Trusting someone else to print you out wallet private keys is just insane - even if the OP of this thread is trustworthy, it sets a dangerous precedent allowing any asshole scammer to come along and repeat the trick.

[casascius]

Trusting someone else to print you out wallet private keys is just insane - even if the OP of this thread is trustworthy, it sets a dangerous precedent allowing any asshole scammer to come along and repeat the trick.

I have added a means to verify that my sheets are genuine, I'm stamping them with my own fingerprint.  See http://casascius.com for a reference fingerprint.

By doing so, at least I have raised the bar upon any asshole scammer.  I at least have a real life identity to put on the line!... something scammers are rarely willing to offer.

[Shinobi]

I can't even begin to understand how you could think that this would be a viable business.

[unk]

Trusting someone else to print you out wallet private keys is just insane - even if the OP of this thread is trustworthy, it sets a dangerous precedent allowing any asshole scammer to come along and repeat the trick.

I have added a means to verify that my sheets are genuine, I'm stamping them with my own fingerprint.  See http://casascius.com for a reference fingerprint.

By doing so, at least I have raised the bar upon any asshole scammer.  I at least have a real life identity to put on the line!... something scammers are rarely willing to offer.

but now, anyone else can include your fingerprint on their own sheets.

since trust isn't needed for a product in this niche, it's unfortunate to require it. for example, you might just package and sell an open-source version of grondilu's script (or write your own simple front-end to openssl) connected to some small additional code that generates a pdf from the output. on a system with the right tools, it's a ten-line shell script. of course, your customers might copy it to their friends without a license from you, but that risk seems easier to price than the risk that you'd retain clients' keys forever and, some time far from now, simply steal bitcoins untraceably.

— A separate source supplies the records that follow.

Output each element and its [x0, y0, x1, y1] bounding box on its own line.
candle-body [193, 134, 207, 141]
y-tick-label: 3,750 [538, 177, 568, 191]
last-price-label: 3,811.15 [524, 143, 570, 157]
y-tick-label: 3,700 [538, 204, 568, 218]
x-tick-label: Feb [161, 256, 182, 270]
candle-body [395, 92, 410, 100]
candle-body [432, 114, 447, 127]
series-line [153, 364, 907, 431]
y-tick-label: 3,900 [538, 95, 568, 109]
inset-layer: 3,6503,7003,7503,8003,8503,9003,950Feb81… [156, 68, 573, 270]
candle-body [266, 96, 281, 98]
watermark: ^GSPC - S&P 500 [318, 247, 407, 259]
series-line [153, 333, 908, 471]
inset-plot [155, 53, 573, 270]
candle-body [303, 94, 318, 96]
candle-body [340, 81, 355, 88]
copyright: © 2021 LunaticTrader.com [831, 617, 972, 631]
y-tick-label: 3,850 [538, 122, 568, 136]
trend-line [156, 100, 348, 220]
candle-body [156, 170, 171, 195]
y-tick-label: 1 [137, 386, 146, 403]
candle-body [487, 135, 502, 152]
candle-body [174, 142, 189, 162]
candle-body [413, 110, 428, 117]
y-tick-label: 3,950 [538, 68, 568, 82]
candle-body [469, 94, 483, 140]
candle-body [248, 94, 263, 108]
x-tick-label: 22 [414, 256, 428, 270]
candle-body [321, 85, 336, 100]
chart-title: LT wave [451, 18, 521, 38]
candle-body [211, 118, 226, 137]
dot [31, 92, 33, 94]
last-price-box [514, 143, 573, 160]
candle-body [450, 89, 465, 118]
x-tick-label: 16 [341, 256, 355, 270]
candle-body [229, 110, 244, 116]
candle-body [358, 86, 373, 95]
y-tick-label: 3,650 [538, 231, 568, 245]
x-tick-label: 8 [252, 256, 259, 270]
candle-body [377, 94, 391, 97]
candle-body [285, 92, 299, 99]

alternatively, given the nature of ecdsa keys, you could let customers construct something printable on a website while provably not having access to their private keys. see gavin's 'split private keys' discussion in the development forum, from which you can extrapolate what you need. (being out of practice with the mathematical rather than the systems-related features of cryptosystems, i did not initially realise myself how easy it was to do this, but it's quite straightforward.)

[casascius]

but now, anyone else can include your fingerprint on their own sheets.

5 BTC bounty to the maker of a convincing spoof.

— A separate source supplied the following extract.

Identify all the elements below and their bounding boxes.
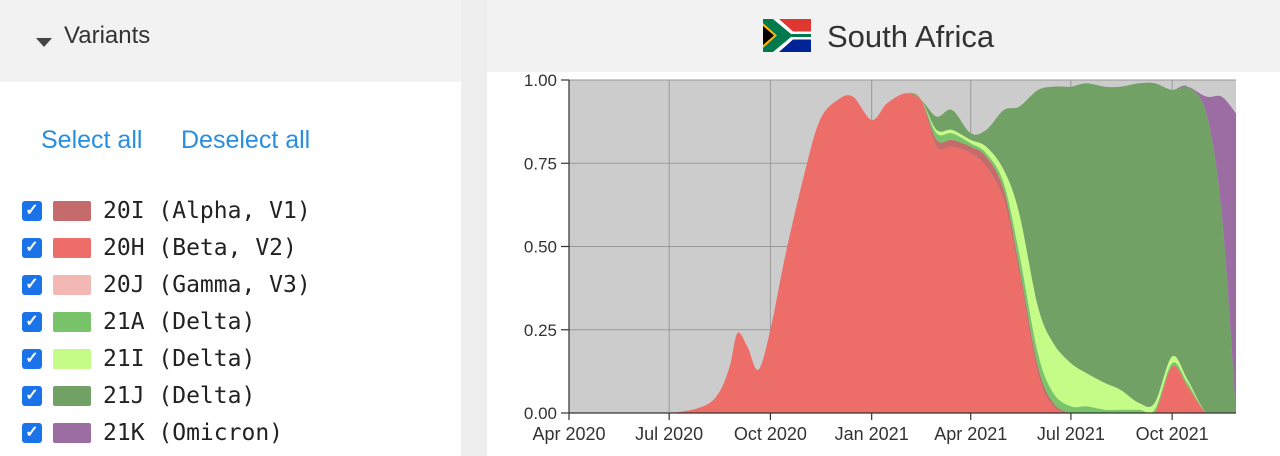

I actually smudge ink on the paper to do this.  It's not as though I'm printing "fingerprint.jpg" on the document.  The print is real.

since trust isn't needed for a product in this niche, it's unfortunate to require it. for example, you might just package and sell an open-source version of grondilu's script (or write your own simple front-end to openssl) connected to some small additional code that generates a pdf from the output.

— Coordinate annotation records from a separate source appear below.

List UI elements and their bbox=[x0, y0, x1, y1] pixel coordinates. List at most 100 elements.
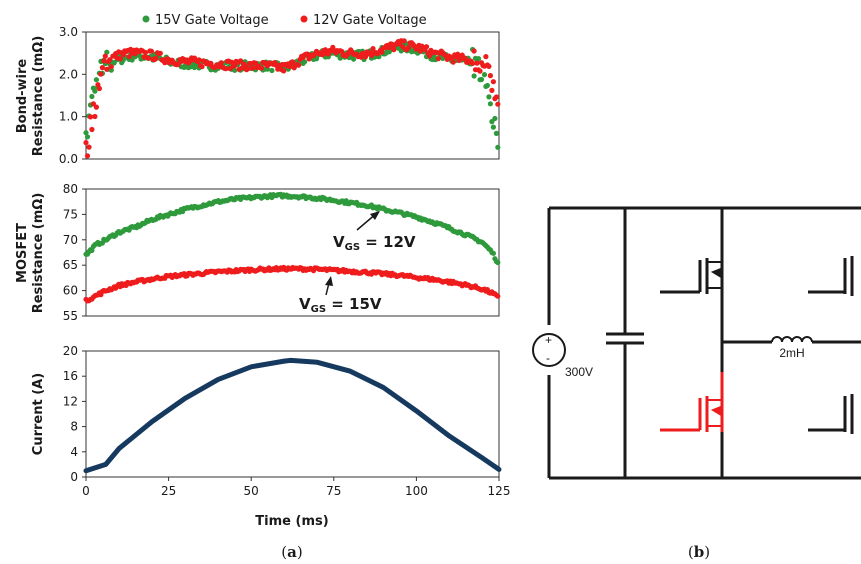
green-data-point bbox=[232, 67, 238, 73]
lower-switch-diode bbox=[710, 405, 723, 417]
red-data-point bbox=[401, 38, 407, 44]
annotation-12v-sub: GS bbox=[345, 242, 360, 253]
x-tick-label: 0 bbox=[82, 484, 90, 498]
annotation-12v-arrowhead bbox=[370, 211, 380, 220]
green-data-point bbox=[490, 124, 496, 130]
red-data-point bbox=[245, 66, 251, 72]
caption-b: (b) bbox=[688, 543, 710, 561]
inductor-label: 2mH bbox=[779, 346, 804, 360]
red-data-point bbox=[258, 65, 264, 71]
y-tick-label: 3.0 bbox=[59, 25, 78, 39]
green-data-point bbox=[495, 259, 501, 266]
current-line bbox=[83, 357, 502, 474]
current-panel: Current (A) 0 4 8 12 16 20 0 25 50 75 100 125 Time… bbox=[31, 344, 510, 529]
green-data-point bbox=[475, 56, 482, 62]
green-data-point bbox=[486, 94, 492, 100]
red-data-point bbox=[249, 65, 256, 71]
annotation-15v-sub: GS bbox=[311, 304, 326, 315]
circuit-diagram bbox=[532, 206, 861, 480]
annotation-12v-value: = 12V bbox=[360, 233, 416, 251]
red-data-point bbox=[223, 66, 229, 72]
green-data-point bbox=[481, 72, 488, 78]
red-data-point bbox=[86, 144, 92, 150]
mosfet-plot-frame bbox=[85, 188, 500, 317]
current-xlabel: Time (ms) bbox=[255, 514, 328, 529]
x-tick-label: 125 bbox=[488, 484, 511, 498]
red-data-point bbox=[487, 73, 493, 79]
red-data-point bbox=[229, 59, 235, 65]
green-data-point bbox=[302, 59, 308, 65]
green-data-point bbox=[492, 115, 498, 122]
red-data-point bbox=[462, 55, 468, 61]
bondwire-panel: Bond-wire Resistance (mΩ) 0.0 1.0 2.0 3.0 bbox=[15, 25, 501, 166]
red-data-point bbox=[196, 57, 202, 63]
annotation-15v-text: VGS = 15V bbox=[299, 295, 382, 315]
green-data-point bbox=[104, 49, 110, 55]
mosfet-series bbox=[83, 191, 501, 304]
green-data-point bbox=[83, 130, 89, 136]
caption-b-letter: b bbox=[694, 543, 705, 561]
red-data-point bbox=[108, 64, 114, 70]
red-data-point bbox=[102, 53, 108, 59]
red-data-point bbox=[89, 126, 95, 133]
red-data-point bbox=[290, 59, 296, 65]
caption-a-letter: a bbox=[287, 543, 297, 561]
red-data-point bbox=[406, 44, 412, 51]
green-data-point bbox=[89, 247, 95, 253]
red-data-point bbox=[379, 49, 385, 55]
x-tick-label: 50 bbox=[244, 484, 259, 498]
red-data-point bbox=[238, 58, 244, 64]
x-tick-label: 75 bbox=[326, 484, 341, 498]
red-data-point bbox=[435, 56, 441, 62]
annotation-15v-arrowhead bbox=[325, 276, 333, 286]
red-data-point bbox=[87, 114, 94, 120]
red-data-point bbox=[477, 68, 483, 74]
annotation-15v-v: V bbox=[299, 295, 311, 313]
green-data-point bbox=[484, 82, 490, 89]
inductor bbox=[771, 336, 813, 343]
red-data-point bbox=[486, 63, 492, 69]
green-data-point bbox=[495, 144, 501, 150]
red-data-point bbox=[145, 55, 151, 61]
y-tick-label: 16 bbox=[63, 369, 78, 383]
red-data-point bbox=[153, 55, 159, 62]
current-series bbox=[83, 357, 502, 474]
lower-switch bbox=[660, 372, 724, 432]
legend: 15V Gate Voltage 12V Gate Voltage bbox=[142, 13, 427, 28]
red-data-point bbox=[483, 54, 489, 60]
red-data-point bbox=[471, 48, 477, 54]
red-data-point bbox=[423, 44, 430, 50]
red-data-point bbox=[495, 293, 501, 299]
legend-label-green: 15V Gate Voltage bbox=[155, 13, 269, 28]
red-data-point bbox=[474, 60, 480, 66]
mosfet-panel: MOSFET Resistance (mΩ) 55 60 65 70 75 80 VGS … bbox=[15, 182, 501, 323]
legend-swatch-green bbox=[142, 15, 150, 23]
red-data-point bbox=[107, 57, 113, 63]
mosfet-y-ticks: 55 60 65 70 75 80 bbox=[63, 182, 86, 323]
current-ylabel: Current (A) bbox=[31, 373, 46, 455]
y-tick-label: 0.0 bbox=[59, 152, 78, 166]
red-data-point bbox=[142, 49, 149, 56]
y-tick-label: 55 bbox=[63, 309, 78, 323]
green-data-point bbox=[93, 77, 99, 83]
y-tick-label: 2.0 bbox=[59, 67, 78, 81]
current-plot-frame bbox=[85, 350, 500, 478]
green-data-point bbox=[84, 134, 91, 140]
red-data-point bbox=[450, 59, 456, 65]
bondwire-ylabel-line1: Bond-wire bbox=[15, 59, 30, 134]
bondwire-plot-frame bbox=[85, 31, 500, 160]
red-data-point bbox=[322, 47, 328, 53]
y-tick-label: 4 bbox=[70, 445, 78, 459]
legend-label-red: 12V Gate Voltage bbox=[313, 13, 427, 28]
red-data-point bbox=[391, 47, 397, 53]
y-tick-label: 75 bbox=[63, 207, 78, 221]
current-y-ticks: 0 4 8 12 16 20 bbox=[63, 344, 86, 484]
green-data-point bbox=[351, 56, 357, 62]
red-data-point bbox=[117, 56, 123, 62]
current-x-ticks: 0 25 50 75 100 125 bbox=[82, 477, 510, 498]
annotation-12v-text: VGS = 12V bbox=[333, 233, 416, 253]
green-data-point bbox=[493, 130, 499, 136]
upper-switch-diode bbox=[710, 267, 723, 279]
green-data-point bbox=[478, 76, 485, 83]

I could, but that raises the bar well above the target audience.  Lots of people without technical interest want bitcoins.  Running scripts sounds easy for me, but many people interested in Bitcoins can't be bothered to have to deal with installing the client, and are scared to swim in deep waters after hearing that hackers and viruses are after their wallet.dat's.  But most people can manage "buy now with paypal", as well as deal with a credible and provable assertion that the one guy who made their hacker proof wallet isn't going to stiff them.